The results for the inference will be sent as a notice. The notices can be viewed with the command:

yarn start notice list

Running the environment in host mode

When developing an application, it is often important to easily test and debug it. For that matter, it is possible to run the Cartesi Rollups environment in host mode, so that the DApp's back-end can be executed directly on the host machine, allowing it to be debugged using regular development tools such as an IDE.

This DApp's back-end is written in Python, so to run it in your machine you need to have python3 installed.
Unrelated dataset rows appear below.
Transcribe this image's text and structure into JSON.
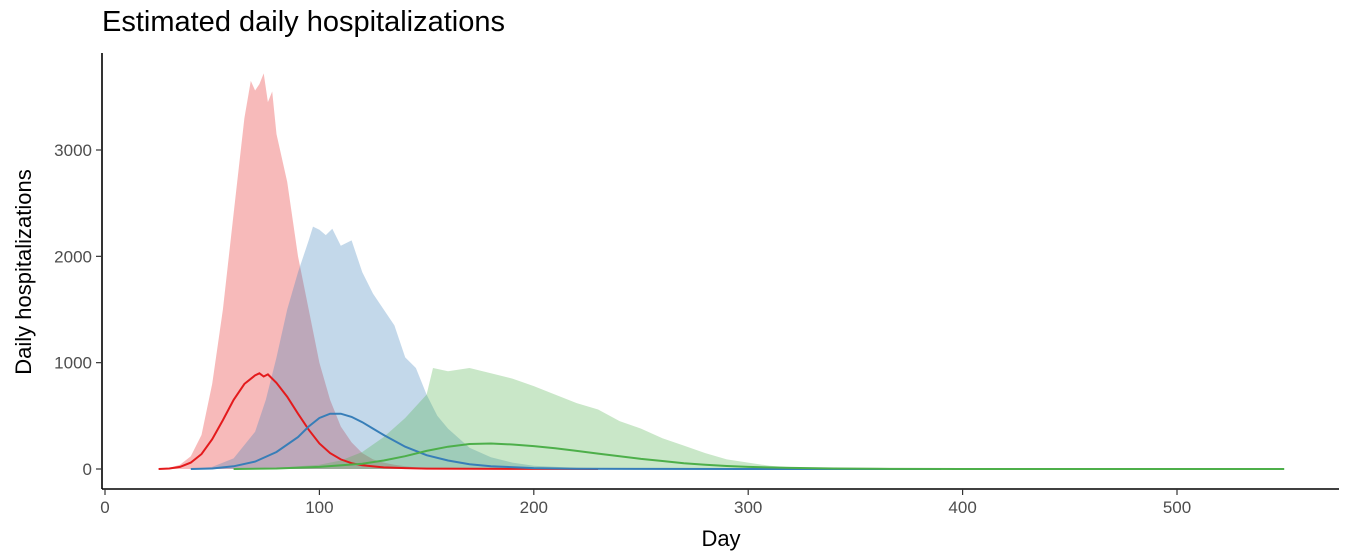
{
  "chart_data": {
    "type": "area",
    "title": "Estimated daily hospitalizations",
    "xlabel": "Day",
    "ylabel": "Daily hospitalizations",
    "xlim": [
      0,
      560
    ],
    "ylim": [
      -100,
      3900
    ],
    "xticks": [
      0,
      100,
      200,
      300,
      400,
      500
    ],
    "yticks": [
      0,
      1000,
      2000,
      3000
    ],
    "legend": "none",
    "grid": false,
    "series": [
      {
        "color": "#e41a1c",
        "band_x": [
          25,
          30,
          35,
          40,
          45,
          50,
          55,
          60,
          65,
          68,
          70,
          72,
          74,
          76,
          78,
          80,
          85,
          90,
          95,
          100,
          105,
          110,
          115,
          120,
          125,
          130,
          135,
          140,
          145,
          150,
          160,
          170,
          180,
          200,
          230
        ],
        "band_upper": [
          0,
          10,
          40,
          120,
          320,
          800,
          1500,
          2400,
          3300,
          3650,
          3560,
          3620,
          3720,
          3450,
          3550,
          3150,
          2700,
          2000,
          1500,
          1000,
          650,
          400,
          250,
          150,
          90,
          60,
          40,
          25,
          15,
          10,
          5,
          0,
          0,
          0,
          0
        ],
        "line_x": [
          25,
          30,
          35,
          40,
          45,
          50,
          55,
          60,
          65,
          70,
          72,
          74,
          76,
          80,
          85,
          90,
          95,
          100,
          105,
          110,
          115,
          120,
          130,
          140,
          150,
          170,
          200,
          230
        ],
        "line_y": [
          0,
          5,
          20,
          60,
          140,
          280,
          460,
          650,
          800,
          880,
          900,
          870,
          890,
          810,
          680,
          520,
          370,
          240,
          150,
          90,
          55,
          35,
          15,
          8,
          4,
          2,
          1,
          0
        ]
      },
      {
        "color": "#377eb8",
        "band_x": [
          40,
          50,
          60,
          70,
          75,
          80,
          85,
          90,
          95,
          97,
          100,
          103,
          106,
          110,
          115,
          120,
          125,
          130,
          135,
          140,
          145,
          150,
          155,
          160,
          170,
          180,
          190,
          200,
          220,
          250,
          300,
          350,
          390
        ],
        "band_upper": [
          0,
          20,
          100,
          350,
          650,
          1050,
          1500,
          1850,
          2150,
          2280,
          2250,
          2200,
          2260,
          2100,
          2150,
          1850,
          1650,
          1500,
          1350,
          1050,
          950,
          700,
          500,
          380,
          200,
          110,
          60,
          30,
          10,
          3,
          0,
          0,
          0
        ],
        "line_x": [
          40,
          50,
          60,
          70,
          80,
          90,
          95,
          100,
          105,
          110,
          115,
          120,
          125,
          130,
          140,
          150,
          160,
          170,
          180,
          200,
          220,
          250,
          300,
          350,
          390
        ],
        "line_y": [
          0,
          5,
          25,
          70,
          160,
          300,
          400,
          480,
          520,
          520,
          490,
          440,
          380,
          320,
          210,
          130,
          80,
          45,
          25,
          8,
          3,
          1,
          0,
          0,
          0
        ]
      },
      {
        "color": "#4daf4a",
        "band_x": [
          60,
          80,
          100,
          110,
          120,
          130,
          140,
          150,
          153,
          160,
          170,
          180,
          190,
          200,
          210,
          220,
          230,
          240,
          250,
          260,
          270,
          280,
          290,
          300,
          310,
          320,
          340,
          360,
          400,
          450,
          500,
          550
        ],
        "band_upper": [
          0,
          10,
          40,
          80,
          160,
          300,
          480,
          700,
          950,
          920,
          950,
          900,
          850,
          780,
          700,
          620,
          560,
          450,
          380,
          290,
          220,
          150,
          90,
          60,
          30,
          15,
          5,
          2,
          0,
          0,
          0,
          0
        ],
        "line_x": [
          60,
          80,
          100,
          120,
          130,
          140,
          150,
          160,
          170,
          180,
          190,
          200,
          210,
          220,
          230,
          240,
          250,
          260,
          270,
          280,
          290,
          300,
          320,
          340,
          360,
          400,
          450,
          500,
          550
        ],
        "line_y": [
          0,
          5,
          20,
          50,
          80,
          120,
          170,
          210,
          235,
          240,
          230,
          215,
          195,
          170,
          145,
          120,
          95,
          75,
          55,
          40,
          28,
          20,
          10,
          5,
          2,
          0,
          0,
          0,
          0
        ]
      }
    ]
  }
}
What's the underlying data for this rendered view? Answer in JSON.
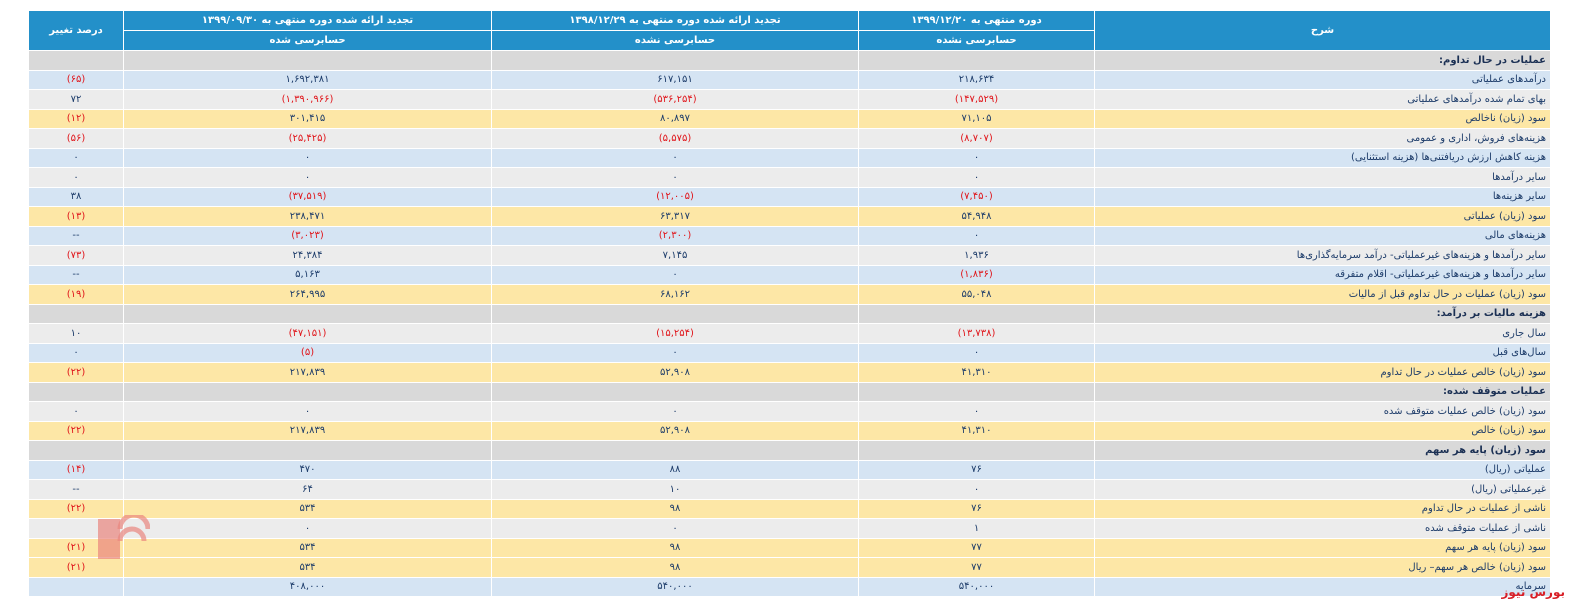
{
  "table": {
    "header": {
      "desc": "شرح",
      "periods": [
        {
          "title": "دوره منتهی به ۱۳۹۹/۱۲/۲۰",
          "status": "حسابرسی نشده"
        },
        {
          "title": "تجدید ارائه شده دوره منتهی به ۱۳۹۸/۱۲/۲۹",
          "status": "حسابرسی نشده"
        },
        {
          "title": "تجدید ارائه شده دوره منتهی به ۱۳۹۹/۰۹/۳۰",
          "status": "حسابرسی شده"
        }
      ],
      "change": "درصد تغییر"
    },
    "rows": [
      {
        "section": "عملیات در حال تداوم:"
      },
      {
        "cells": [
          "درآمدهای عملیاتی",
          "۲۱۸,۶۳۴",
          "۶۱۷,۱۵۱",
          "۱,۶۹۲,۳۸۱",
          "(۶۵)"
        ]
      },
      {
        "cells": [
          "بهای تمام شده درآمدهای عملیاتی",
          "(۱۴۷,۵۲۹)",
          "(۵۳۶,۲۵۴)",
          "(۱,۳۹۰,۹۶۶)",
          "۷۲"
        ]
      },
      {
        "cells": [
          "سود (زیان) ناخالص",
          "۷۱,۱۰۵",
          "۸۰,۸۹۷",
          "۳۰۱,۴۱۵",
          "(۱۲)"
        ],
        "highlight": true
      },
      {
        "cells": [
          "هزینه‌های فروش، اداری و عمومی",
          "(۸,۷۰۷)",
          "(۵,۵۷۵)",
          "(۲۵,۴۲۵)",
          "(۵۶)"
        ]
      },
      {
        "cells": [
          "هزینه کاهش ارزش دریافتنی‌ها (هزینه استثنایی)",
          "۰",
          "۰",
          "۰",
          "۰"
        ]
      },
      {
        "cells": [
          "سایر درآمدها",
          "۰",
          "۰",
          "۰",
          "۰"
        ]
      },
      {
        "cells": [
          "سایر هزینه‌ها",
          "(۷,۴۵۰)",
          "(۱۲,۰۰۵)",
          "(۳۷,۵۱۹)",
          "۳۸"
        ]
      },
      {
        "cells": [
          "سود (زیان) عملیاتی",
          "۵۴,۹۴۸",
          "۶۳,۳۱۷",
          "۲۳۸,۴۷۱",
          "(۱۳)"
        ],
        "highlight": true
      },
      {
        "cells": [
          "هزینه‌های مالی",
          "۰",
          "(۲,۳۰۰)",
          "(۳,۰۲۳)",
          "--"
        ]
      },
      {
        "cells": [
          "سایر درآمدها و هزینه‌های غیرعملیاتی- درآمد سرمایه‌گذاری‌ها",
          "۱,۹۳۶",
          "۷,۱۴۵",
          "۲۴,۳۸۴",
          "(۷۳)"
        ]
      },
      {
        "cells": [
          "سایر درآمدها و هزینه‌های غیرعملیاتی- اقلام متفرقه",
          "(۱,۸۳۶)",
          "۰",
          "۵,۱۶۳",
          "--"
        ]
      },
      {
        "cells": [
          "سود (زیان) عملیات در حال تداوم قبل از مالیات",
          "۵۵,۰۴۸",
          "۶۸,۱۶۲",
          "۲۶۴,۹۹۵",
          "(۱۹)"
        ],
        "highlight": true
      },
      {
        "section": "هزینه مالیات بر درآمد:"
      },
      {
        "cells": [
          "سال جاری",
          "(۱۳,۷۳۸)",
          "(۱۵,۲۵۴)",
          "(۴۷,۱۵۱)",
          "۱۰"
        ]
      },
      {
        "cells": [
          "سال‌های قبل",
          "۰",
          "۰",
          "(۵)",
          "۰"
        ]
      },
      {
        "cells": [
          "سود (زیان) خالص عملیات در حال تداوم",
          "۴۱,۳۱۰",
          "۵۲,۹۰۸",
          "۲۱۷,۸۳۹",
          "(۲۲)"
        ],
        "highlight": true
      },
      {
        "section": "عملیات متوقف شده:"
      },
      {
        "cells": [
          "سود (زیان) خالص عملیات متوقف شده",
          "۰",
          "۰",
          "۰",
          "۰"
        ]
      },
      {
        "cells": [
          "سود (زیان) خالص",
          "۴۱,۳۱۰",
          "۵۲,۹۰۸",
          "۲۱۷,۸۳۹",
          "(۲۲)"
        ],
        "highlight": true
      },
      {
        "section": "سود (زیان) پایه هر سهم"
      },
      {
        "cells": [
          "عملیاتی (ریال)",
          "۷۶",
          "۸۸",
          "۴۷۰",
          "(۱۴)"
        ]
      },
      {
        "cells": [
          "غیرعملیاتی (ریال)",
          "۰",
          "۱۰",
          "۶۴",
          "--"
        ]
      },
      {
        "cells": [
          "ناشی از عملیات در حال تداوم",
          "۷۶",
          "۹۸",
          "۵۳۴",
          "(۲۲)"
        ],
        "highlight": true
      },
      {
        "cells": [
          "ناشی از عملیات متوقف شده",
          "۱",
          "۰",
          "۰"
        ]
      },
      {
        "cells": [
          "سود (زیان) پایه هر سهم",
          "۷۷",
          "۹۸",
          "۵۳۴",
          "(۲۱)"
        ],
        "highlight": true
      },
      {
        "cells": [
          "سود (زیان) خالص هر سهم– ریال",
          "۷۷",
          "۹۸",
          "۵۳۴",
          "(۲۱)"
        ],
        "highlight": true
      },
      {
        "cells": [
          "سرمایه",
          "۵۴۰,۰۰۰",
          "۵۴۰,۰۰۰",
          "۴۰۸,۰۰۰"
        ]
      }
    ]
  },
  "watermark": "بورس نیوز"
}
In order to start the back-end, run the following commands in a dedicated terminal:

cd sentiment/
python3 -m venv .venv
. .venv/bin/activate
pip install -r requirements.txt
ROLLUP_HTTP_SERVER_URL="http://127.0.0.1:5004" python3 sentiment.py

The final command will effectively run the back-end and send corresponding outputs to port 5004. It can optionally be configured in an IDE to allow interactive debugging using features like breakpoints.

You can also use a tool like entr to restart the back-end automatically when the code changes. For example:

ls *.py | ROLLUP_HTTP_SERVER_URL="http://127.0.0.1:5004" entr -r python3 sentiment.py

After the back-end successfully starts, it should print an output like the following:

INFO:__main__:HTTP rollup_server url is http://127.0.0.1:5004
INFO:__main__:Sending finish

After that, you can interact with the application normally as explained above.